A joint Saudi committee composed of representatives of the ministries of interior, justice and health is mulling the replacement of beheading with firing squads for capital sentences due to shortages in government swordsmen, Saudi daily Al-Youm reported on Sunday.

The committee argued that such a step, if adopted, would not violate Islamic law, allowing heads – or emirs – of the country’s 13 local administrative regions to begin using the new method when needed.

“This solution seems practical, especially in light of shortages in official swordsmen or their belated arrival to execution yards in some incidents; the aim is to avoid interruption of the regularly-taken security arrangements,” the committee said in a statement.

The ultra-conservative Gulf kingdom beheaded 76 people in 2012, according to an AFP tally based on official figures. Human Rights Watch (HRW) put the number at 69.

In rare cases the beheading is followed by the crucifixion of the headless corpse.

Whatever the supply of swordsmen, the Saudis are likely considering this change with an eye to international pressure to end the practice.

7 Comments

    Eric
    March 10th, 2013 | 6:49 pm

    I’m not sure what the purpose of this article is.

    According to Wikipedia, there were 46 executions in Texas alone.
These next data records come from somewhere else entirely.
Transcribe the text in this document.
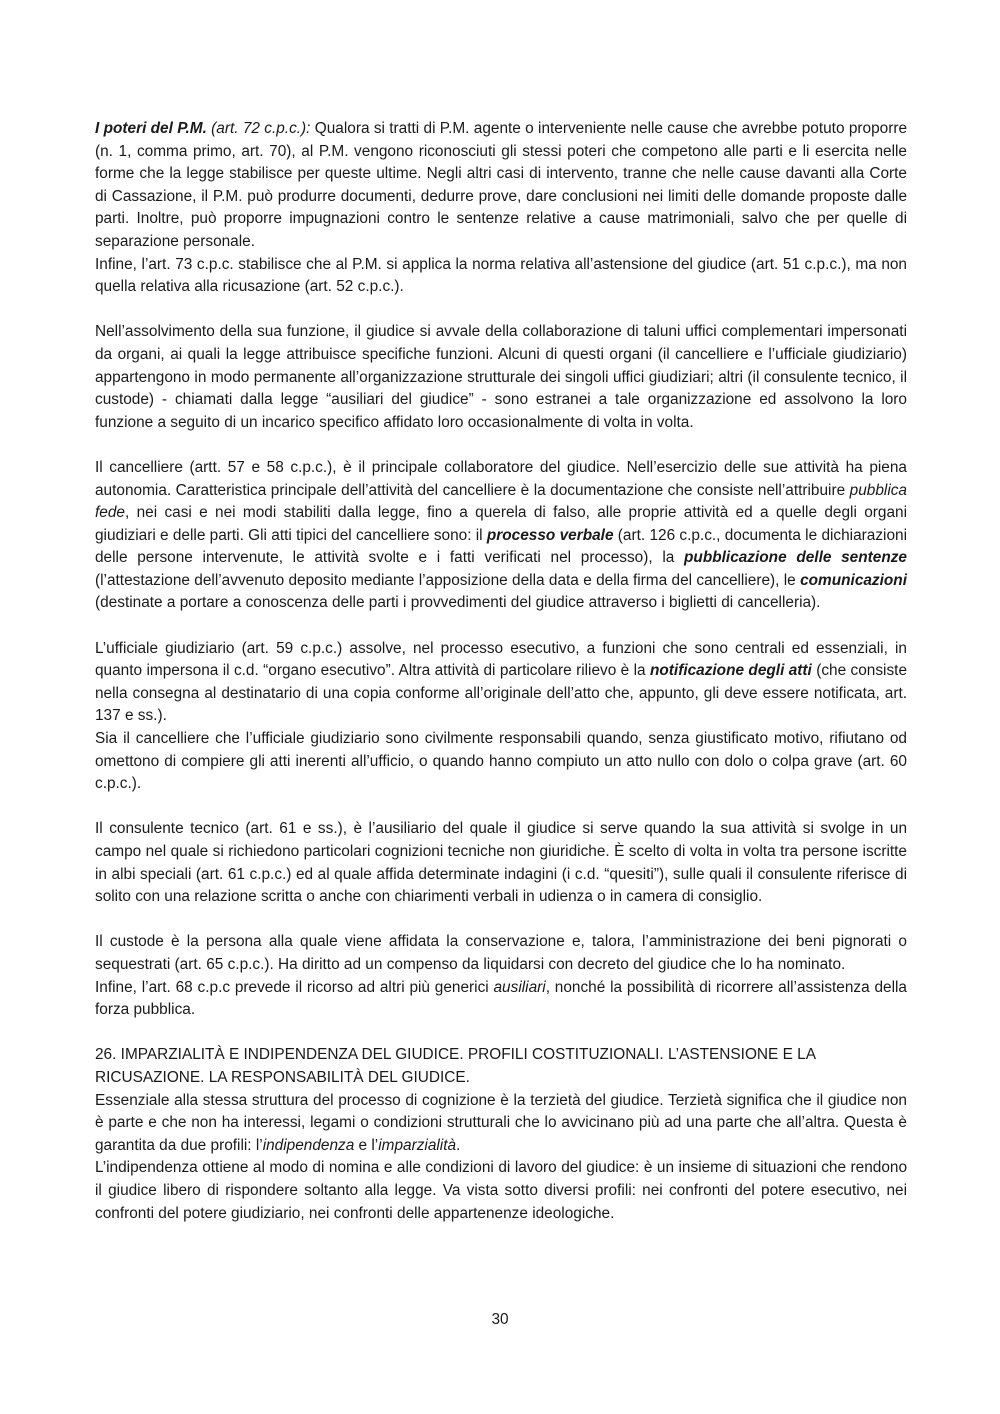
I poteri del P.M. (art. 72 c.p.c.): Qualora si tratti di P.M. agente o interveniente nelle cause che avrebbe potuto proporre (n. 1, comma primo, art. 70), al P.M. vengono riconosciuti gli stessi poteri che competono alle parti e li esercita nelle forme che la legge stabilisce per queste ultime. Negli altri casi di intervento, tranne che nelle cause davanti alla Corte di Cassazione, il P.M. può produrre documenti, dedurre prove, dare conclusioni nei limiti delle domande proposte dalle parti. Inoltre, può proporre impugnazioni contro le sentenze relative a cause matrimoniali, salvo che per quelle di separazione personale.

Infine, l’art. 73 c.p.c. stabilisce che al P.M. si applica la norma relativa all’astensione del giudice (art. 51 c.p.c.), ma non quella relativa alla ricusazione (art. 52 c.p.c.).

Nell’assolvimento della sua funzione, il giudice si avvale della collaborazione di taluni uffici complementari impersonati da organi, ai quali la legge attribuisce specifiche funzioni. Alcuni di questi organi (il cancelliere e l’ufficiale giudiziario) appartengono in modo permanente all’organizzazione strutturale dei singoli uffici giudiziari; altri (il consulente tecnico, il custode) - chiamati dalla legge “ausiliari del giudice” - sono estranei a tale organizzazione ed assolvono la loro funzione a seguito di un incarico specifico affidato loro occasionalmente di volta in volta.

Il cancelliere (artt. 57 e 58 c.p.c.), è il principale collaboratore del giudice. Nell’esercizio delle sue attività ha piena autonomia. Caratteristica principale dell’attività del cancelliere è la documentazione che consiste nell’attribuire pubblica fede, nei casi e nei modi stabiliti dalla legge, fino a querela di falso, alle proprie attività ed a quelle degli organi giudiziari e delle parti. Gli atti tipici del cancelliere sono: il processo verbale (art. 126 c.p.c., documenta le dichiarazioni delle persone intervenute, le attività svolte e i fatti verificati nel processo), la pubblicazione delle sentenze (l’attestazione dell’avvenuto deposito mediante l’apposizione della data e della firma del cancelliere), le comunicazioni (destinate a portare a conoscenza delle parti i provvedimenti del giudice attraverso i biglietti di cancelleria).

L’ufficiale giudiziario (art. 59 c.p.c.) assolve, nel processo esecutivo, a funzioni che sono centrali ed essenziali, in quanto impersona il c.d. “organo esecutivo”. Altra attività di particolare rilievo è la notificazione degli atti (che consiste nella consegna al destinatario di una copia conforme all’originale dell’atto che, appunto, gli deve essere notificata, art. 137 e ss.).

Sia il cancelliere che l’ufficiale giudiziario sono civilmente responsabili quando, senza giustificato motivo, rifiutano od omettono di compiere gli atti inerenti all’ufficio, o quando hanno compiuto un atto nullo con dolo o colpa grave (art. 60 c.p.c.).

Il consulente tecnico (art. 61 e ss.), è l’ausiliario del quale il giudice si serve quando la sua attività si svolge in un campo nel quale si richiedono particolari cognizioni tecniche non giuridiche. È scelto di volta in volta tra persone iscritte in albi speciali (art. 61 c.p.c.) ed al quale affida determinate indagini (i c.d. “quesiti”), sulle quali il consulente riferisce di solito con una relazione scritta o anche con chiarimenti verbali in udienza o in camera di consiglio.

Il custode è la persona alla quale viene affidata la conservazione e, talora, l’amministrazione dei beni pignorati o sequestrati (art. 65 c.p.c.). Ha diritto ad un compenso da liquidarsi con decreto del giudice che lo ha nominato.

Infine, l’art. 68 c.p.c prevede il ricorso ad altri più generici ausiliari, nonché la possibilità di ricorrere all’assistenza della forza pubblica.

26. IMPARZIALITÀ E INDIPENDENZA DEL GIUDICE. PROFILI COSTITUZIONALI. L’ASTENSIONE E LA RICUSAZIONE. LA RESPONSABILITÀ DEL GIUDICE.

Essenziale alla stessa struttura del processo di cognizione è la terzietà del giudice. Terzietà significa che il giudice non è parte e che non ha interessi, legami o condizioni strutturali che lo avvicinano più ad una parte che all’altra. Questa è garantita da due profili: l’indipendenza e l’imparzialità.

L’indipendenza ottiene al modo di nomina e alle condizioni di lavoro del giudice: è un insieme di situazioni che rendono il giudice libero di rispondere soltanto alla legge. Va vista sotto diversi profili: nei confronti del potere esecutivo, nei confronti del potere giudiziario, nei confronti delle appartenenze ideologiche.

30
What difference does it make if execution is done by beheading, firing squad, or lethal injection?

    Eric
    March 10th, 2013 | 6:52 pm

    Correction: around 46 convicted in the USA in 2012. 46 in Texas in the past decade. My point stands the same though.

    peg
    March 10th, 2013 | 11:51 pm

    Eric, I also oppose capital punishment but the Saudi practice adds a level of barbarism. Beheadings and judicial amputations are done in the open with an eye to maximum public witness. In Riyadh they are conducted in Clock Tower (AKA “Chop Chop”) Square, which is in a major shopping area. Police ensure a large audience by ordering people into the square. I always managed to hide from the round-ups, but know that the crowds are silent and many are traumatized. I understand that the condemned are bled beforehand so as to keep them weak and dazed; a friend of mine said she will never forget the look of terror on one man’s face, nor the sounds of his beheading. I will not forget the panic that set in with the tell-tale signs of an imminent execution—they sent everyone hightailing it through the souk ahead of the police. When it was safe to come out, we’d pick our way around the bloody water in the streets as they cleaned up afterwards. All in a day’s shopping for some people in the world.

    Felapton
    March 11th, 2013 | 8:31 am

    Maybe France has some guillotines they could donate.

    Craig Payne
    March 11th, 2013 | 8:33 am

    Moral equivalence in FT? Capital punishment for first-degree, premeditated murder, and capital punishment for converting to Christianity, are not the same thing.

    Also, the point of beheadings is that the head is considered the seat of reason, the soul. Beheading, therefore, denies humanity to the executed, in a way that simple execution does not.

    jason taylor
    March 11th, 2013 | 1:32 pm

    The problem is not with beheading it is when it is done for crimes not worthy of execution.
    As for “denying humanity”, Craig, traditionally hanging is the death of a commoner and beheading the death of a noble. Swords are a symbol of poetic anachronism. Beheading with a sword gives a sort of minimal dignity to the victim not taking it away.

    Personally I think that the distaste many Westerners feel for beheading is disgust not humanitarianism. It is the same motive that makes meat eaters have a distaste for hunting and abortionists object to showing pictures.

    jason taylor
    March 11th, 2013 | 1:48 pm

    Though it does bring a point; if there are really to few swordsmen to handle the demand, maybe the Saudis are raising the demand to high?

    In point of fact, traditionally Arab executioners and torturers were slaves. It was simply not a job freemen would want. Of course in those days of Imperial Islam they also had slave-soldiers, and slave bureaucrats; one of the few cultures in the world to use soldiers who are legally slaves for the obvious reason that soldiers who are slaves won’t stay slaves any longer then they are willing to be.